Last year we learned that our bodies glow with lights we can't see, and this is what I have been thinking about lately. In my head are these continents populated with soft lights--dim moving trails from people pacing, sleepless and wandering, billions of softly breathing people emitting a low glow just like everyone else, not knowing about their light and, for a time, not caring. Animals, too, raccoons glowing and stealing your trash, birds shining softly in their sleep in a tree branch, fluffy bunnies bouncing brightly like a child's toy.
At the end of things, I imagine, that glow slowly fades until in the dark we match our background. Surrounded by all of those lights but no longer one of them.
Our molecules are always around, somewhere, even when they're not in our shapes.
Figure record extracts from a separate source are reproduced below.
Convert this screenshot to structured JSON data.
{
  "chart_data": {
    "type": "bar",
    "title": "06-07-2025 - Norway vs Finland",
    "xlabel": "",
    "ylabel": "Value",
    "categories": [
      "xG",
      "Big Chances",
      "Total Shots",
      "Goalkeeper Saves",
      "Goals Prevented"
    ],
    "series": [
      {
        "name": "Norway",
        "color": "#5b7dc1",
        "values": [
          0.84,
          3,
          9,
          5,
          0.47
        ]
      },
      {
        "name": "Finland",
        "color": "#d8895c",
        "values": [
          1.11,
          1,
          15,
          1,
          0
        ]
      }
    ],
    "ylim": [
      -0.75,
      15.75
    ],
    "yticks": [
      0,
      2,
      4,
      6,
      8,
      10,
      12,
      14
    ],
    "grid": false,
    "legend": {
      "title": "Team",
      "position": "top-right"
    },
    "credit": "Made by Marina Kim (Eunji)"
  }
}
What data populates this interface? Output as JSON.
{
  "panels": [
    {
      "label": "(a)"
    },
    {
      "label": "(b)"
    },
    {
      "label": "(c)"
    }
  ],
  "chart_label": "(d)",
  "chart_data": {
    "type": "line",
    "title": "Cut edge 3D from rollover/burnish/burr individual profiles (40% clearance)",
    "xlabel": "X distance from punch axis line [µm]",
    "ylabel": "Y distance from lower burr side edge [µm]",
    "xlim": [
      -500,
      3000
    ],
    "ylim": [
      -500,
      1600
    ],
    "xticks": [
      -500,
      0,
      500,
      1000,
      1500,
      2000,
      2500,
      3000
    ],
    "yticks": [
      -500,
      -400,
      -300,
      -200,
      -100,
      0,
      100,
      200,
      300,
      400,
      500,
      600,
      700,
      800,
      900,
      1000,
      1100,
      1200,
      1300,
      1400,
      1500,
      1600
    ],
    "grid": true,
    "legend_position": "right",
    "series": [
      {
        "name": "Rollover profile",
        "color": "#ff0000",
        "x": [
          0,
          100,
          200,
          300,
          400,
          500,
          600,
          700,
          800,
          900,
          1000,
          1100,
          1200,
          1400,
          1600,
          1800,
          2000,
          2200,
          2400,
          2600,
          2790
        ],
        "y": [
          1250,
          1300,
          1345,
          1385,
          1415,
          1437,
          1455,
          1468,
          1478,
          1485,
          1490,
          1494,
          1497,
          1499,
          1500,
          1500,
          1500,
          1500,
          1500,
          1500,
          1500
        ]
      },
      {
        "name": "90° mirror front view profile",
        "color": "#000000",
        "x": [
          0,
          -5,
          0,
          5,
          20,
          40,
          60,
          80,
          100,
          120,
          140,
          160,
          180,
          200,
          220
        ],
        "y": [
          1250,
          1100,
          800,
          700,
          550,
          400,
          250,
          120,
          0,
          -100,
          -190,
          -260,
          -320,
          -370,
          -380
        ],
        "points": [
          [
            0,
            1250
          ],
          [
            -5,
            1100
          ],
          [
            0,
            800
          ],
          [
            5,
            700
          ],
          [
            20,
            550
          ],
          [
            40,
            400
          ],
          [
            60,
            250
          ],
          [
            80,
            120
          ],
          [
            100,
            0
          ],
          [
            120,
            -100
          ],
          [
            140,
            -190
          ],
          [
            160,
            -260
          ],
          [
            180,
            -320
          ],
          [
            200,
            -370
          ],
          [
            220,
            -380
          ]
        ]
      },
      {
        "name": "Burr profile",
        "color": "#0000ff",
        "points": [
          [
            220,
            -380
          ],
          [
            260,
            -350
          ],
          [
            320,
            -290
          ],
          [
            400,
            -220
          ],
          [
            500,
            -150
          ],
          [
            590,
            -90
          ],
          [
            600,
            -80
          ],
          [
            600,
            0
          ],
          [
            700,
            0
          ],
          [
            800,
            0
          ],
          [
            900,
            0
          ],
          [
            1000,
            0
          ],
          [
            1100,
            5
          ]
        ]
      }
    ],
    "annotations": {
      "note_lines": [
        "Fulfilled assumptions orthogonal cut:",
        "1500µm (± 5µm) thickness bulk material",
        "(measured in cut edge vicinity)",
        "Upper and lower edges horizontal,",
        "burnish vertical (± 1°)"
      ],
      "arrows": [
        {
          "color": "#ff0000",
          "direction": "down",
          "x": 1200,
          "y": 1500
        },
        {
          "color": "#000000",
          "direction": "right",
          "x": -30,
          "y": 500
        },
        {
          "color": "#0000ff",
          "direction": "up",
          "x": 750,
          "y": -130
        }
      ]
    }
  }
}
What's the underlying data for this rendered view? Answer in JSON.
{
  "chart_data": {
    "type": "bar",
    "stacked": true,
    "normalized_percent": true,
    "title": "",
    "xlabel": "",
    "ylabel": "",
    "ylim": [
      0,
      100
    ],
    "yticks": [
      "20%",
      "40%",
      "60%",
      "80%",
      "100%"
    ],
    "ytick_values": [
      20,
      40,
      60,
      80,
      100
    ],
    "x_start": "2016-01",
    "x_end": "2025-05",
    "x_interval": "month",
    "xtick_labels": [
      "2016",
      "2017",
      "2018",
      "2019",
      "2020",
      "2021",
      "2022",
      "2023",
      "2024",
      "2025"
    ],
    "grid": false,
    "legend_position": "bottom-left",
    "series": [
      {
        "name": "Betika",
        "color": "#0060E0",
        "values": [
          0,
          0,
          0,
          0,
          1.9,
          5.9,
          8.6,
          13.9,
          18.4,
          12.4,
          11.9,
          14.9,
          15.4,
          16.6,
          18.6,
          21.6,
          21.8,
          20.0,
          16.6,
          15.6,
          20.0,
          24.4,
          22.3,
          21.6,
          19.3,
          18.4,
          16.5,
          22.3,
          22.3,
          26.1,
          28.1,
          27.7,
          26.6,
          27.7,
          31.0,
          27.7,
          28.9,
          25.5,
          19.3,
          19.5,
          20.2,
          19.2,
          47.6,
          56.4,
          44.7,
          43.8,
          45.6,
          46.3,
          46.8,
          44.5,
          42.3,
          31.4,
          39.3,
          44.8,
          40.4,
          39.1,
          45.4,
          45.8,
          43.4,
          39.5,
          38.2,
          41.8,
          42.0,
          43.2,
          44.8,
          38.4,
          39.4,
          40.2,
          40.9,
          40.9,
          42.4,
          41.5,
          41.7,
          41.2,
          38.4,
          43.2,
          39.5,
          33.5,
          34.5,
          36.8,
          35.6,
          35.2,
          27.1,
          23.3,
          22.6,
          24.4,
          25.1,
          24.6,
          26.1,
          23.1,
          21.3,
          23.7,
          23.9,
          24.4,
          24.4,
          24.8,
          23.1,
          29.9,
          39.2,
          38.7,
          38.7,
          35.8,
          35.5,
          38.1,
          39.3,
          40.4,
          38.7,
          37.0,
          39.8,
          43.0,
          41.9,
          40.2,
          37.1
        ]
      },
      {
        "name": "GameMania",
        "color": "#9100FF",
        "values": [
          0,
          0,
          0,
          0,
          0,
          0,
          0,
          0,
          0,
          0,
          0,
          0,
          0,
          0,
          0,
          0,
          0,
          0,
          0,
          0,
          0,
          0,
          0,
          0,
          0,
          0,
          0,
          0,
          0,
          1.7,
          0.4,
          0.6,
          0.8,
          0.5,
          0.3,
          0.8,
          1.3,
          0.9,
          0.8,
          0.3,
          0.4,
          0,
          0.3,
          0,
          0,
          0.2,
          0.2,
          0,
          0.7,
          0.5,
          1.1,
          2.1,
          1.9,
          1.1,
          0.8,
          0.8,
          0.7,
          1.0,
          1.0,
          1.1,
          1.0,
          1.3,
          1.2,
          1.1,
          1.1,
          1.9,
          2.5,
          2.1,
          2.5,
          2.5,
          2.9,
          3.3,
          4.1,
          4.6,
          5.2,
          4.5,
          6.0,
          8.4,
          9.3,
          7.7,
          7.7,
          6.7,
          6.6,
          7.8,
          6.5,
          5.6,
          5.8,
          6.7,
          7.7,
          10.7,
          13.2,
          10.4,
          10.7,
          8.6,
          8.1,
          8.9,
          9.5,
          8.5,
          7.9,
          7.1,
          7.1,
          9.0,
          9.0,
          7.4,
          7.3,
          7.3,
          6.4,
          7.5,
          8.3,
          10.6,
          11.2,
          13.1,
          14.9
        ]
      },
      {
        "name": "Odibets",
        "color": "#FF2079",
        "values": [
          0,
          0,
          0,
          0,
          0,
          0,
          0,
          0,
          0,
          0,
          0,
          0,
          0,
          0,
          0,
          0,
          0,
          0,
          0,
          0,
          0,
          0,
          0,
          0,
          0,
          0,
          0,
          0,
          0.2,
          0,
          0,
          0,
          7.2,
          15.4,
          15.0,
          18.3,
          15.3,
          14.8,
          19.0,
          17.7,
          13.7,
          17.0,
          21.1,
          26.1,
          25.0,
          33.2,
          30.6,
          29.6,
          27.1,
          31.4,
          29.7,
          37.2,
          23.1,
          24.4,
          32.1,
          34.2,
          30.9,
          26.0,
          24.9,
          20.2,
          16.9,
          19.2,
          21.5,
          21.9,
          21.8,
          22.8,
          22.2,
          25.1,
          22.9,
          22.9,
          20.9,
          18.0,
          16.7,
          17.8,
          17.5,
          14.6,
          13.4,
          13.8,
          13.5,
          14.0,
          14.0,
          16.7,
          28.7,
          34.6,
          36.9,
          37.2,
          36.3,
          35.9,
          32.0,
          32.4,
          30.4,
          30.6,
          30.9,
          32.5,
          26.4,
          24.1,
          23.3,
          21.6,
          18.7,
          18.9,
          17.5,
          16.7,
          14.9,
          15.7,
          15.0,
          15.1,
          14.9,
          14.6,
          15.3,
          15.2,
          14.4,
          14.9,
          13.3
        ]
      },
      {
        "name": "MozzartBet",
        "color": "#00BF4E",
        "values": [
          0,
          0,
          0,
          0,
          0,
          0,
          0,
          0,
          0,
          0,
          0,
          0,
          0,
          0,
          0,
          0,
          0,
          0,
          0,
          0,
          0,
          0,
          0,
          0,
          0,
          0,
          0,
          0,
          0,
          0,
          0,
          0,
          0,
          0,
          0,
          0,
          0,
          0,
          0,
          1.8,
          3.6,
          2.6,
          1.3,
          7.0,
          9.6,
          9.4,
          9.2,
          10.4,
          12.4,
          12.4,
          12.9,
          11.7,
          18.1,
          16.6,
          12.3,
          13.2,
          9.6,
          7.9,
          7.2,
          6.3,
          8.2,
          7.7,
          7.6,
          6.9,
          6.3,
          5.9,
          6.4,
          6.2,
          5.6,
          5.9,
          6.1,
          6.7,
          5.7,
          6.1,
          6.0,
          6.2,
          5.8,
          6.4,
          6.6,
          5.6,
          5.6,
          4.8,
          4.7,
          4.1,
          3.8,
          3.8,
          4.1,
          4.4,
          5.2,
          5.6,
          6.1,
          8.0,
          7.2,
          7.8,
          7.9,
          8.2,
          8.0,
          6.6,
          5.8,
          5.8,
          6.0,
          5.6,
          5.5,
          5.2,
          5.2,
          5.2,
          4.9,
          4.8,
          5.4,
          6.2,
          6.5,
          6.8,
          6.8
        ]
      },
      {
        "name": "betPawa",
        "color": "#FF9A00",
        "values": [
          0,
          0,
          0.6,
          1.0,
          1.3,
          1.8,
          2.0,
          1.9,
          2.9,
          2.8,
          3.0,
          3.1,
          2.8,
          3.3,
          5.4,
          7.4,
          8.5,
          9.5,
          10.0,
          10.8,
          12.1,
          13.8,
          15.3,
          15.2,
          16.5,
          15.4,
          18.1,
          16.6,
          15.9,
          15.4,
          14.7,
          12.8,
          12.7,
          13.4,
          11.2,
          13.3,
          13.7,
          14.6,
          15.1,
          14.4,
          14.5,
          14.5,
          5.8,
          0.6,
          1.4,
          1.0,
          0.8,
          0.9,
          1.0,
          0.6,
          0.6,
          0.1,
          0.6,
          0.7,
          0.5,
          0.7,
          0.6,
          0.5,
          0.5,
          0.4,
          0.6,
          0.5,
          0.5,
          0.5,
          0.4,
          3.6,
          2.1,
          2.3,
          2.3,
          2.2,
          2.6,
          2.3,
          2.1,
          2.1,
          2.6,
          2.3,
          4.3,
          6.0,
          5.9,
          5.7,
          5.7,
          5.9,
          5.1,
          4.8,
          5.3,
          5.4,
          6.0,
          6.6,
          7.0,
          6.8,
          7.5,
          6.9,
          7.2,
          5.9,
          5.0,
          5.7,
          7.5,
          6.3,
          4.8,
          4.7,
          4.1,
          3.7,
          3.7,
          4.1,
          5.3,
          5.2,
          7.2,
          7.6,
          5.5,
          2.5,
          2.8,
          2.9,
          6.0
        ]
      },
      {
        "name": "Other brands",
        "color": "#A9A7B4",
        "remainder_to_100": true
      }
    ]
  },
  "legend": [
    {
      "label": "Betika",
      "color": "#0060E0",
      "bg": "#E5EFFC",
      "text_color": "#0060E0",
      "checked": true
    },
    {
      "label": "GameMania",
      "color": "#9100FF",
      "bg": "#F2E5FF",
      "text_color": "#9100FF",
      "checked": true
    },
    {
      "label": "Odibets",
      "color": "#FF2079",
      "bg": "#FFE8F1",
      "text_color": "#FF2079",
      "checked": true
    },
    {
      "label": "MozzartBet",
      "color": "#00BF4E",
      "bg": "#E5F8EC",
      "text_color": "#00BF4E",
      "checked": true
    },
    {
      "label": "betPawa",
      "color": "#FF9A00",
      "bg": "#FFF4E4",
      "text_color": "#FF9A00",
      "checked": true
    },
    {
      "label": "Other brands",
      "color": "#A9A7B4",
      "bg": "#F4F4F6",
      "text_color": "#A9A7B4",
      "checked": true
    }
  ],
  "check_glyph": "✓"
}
We've talked about this before, about how it takes a decade for the molecules of each breath to completely disperse around the world. I've always found this comforting, the idea that my parts are made up of your parts and the parts of everyone that was before. My grandma's molecules are still there, some of them still together, traveling around the world, never really gone.
I'm going back in a couple of weeks, to leave what's left of my grandparents somewhere beautiful. I've never had any feelings about this sort of things before, but now I find myself solaced some by the idea that they will sink into the ground together and eventually become part of the glow from something else. That they may have left us, but they're never really going to be gone.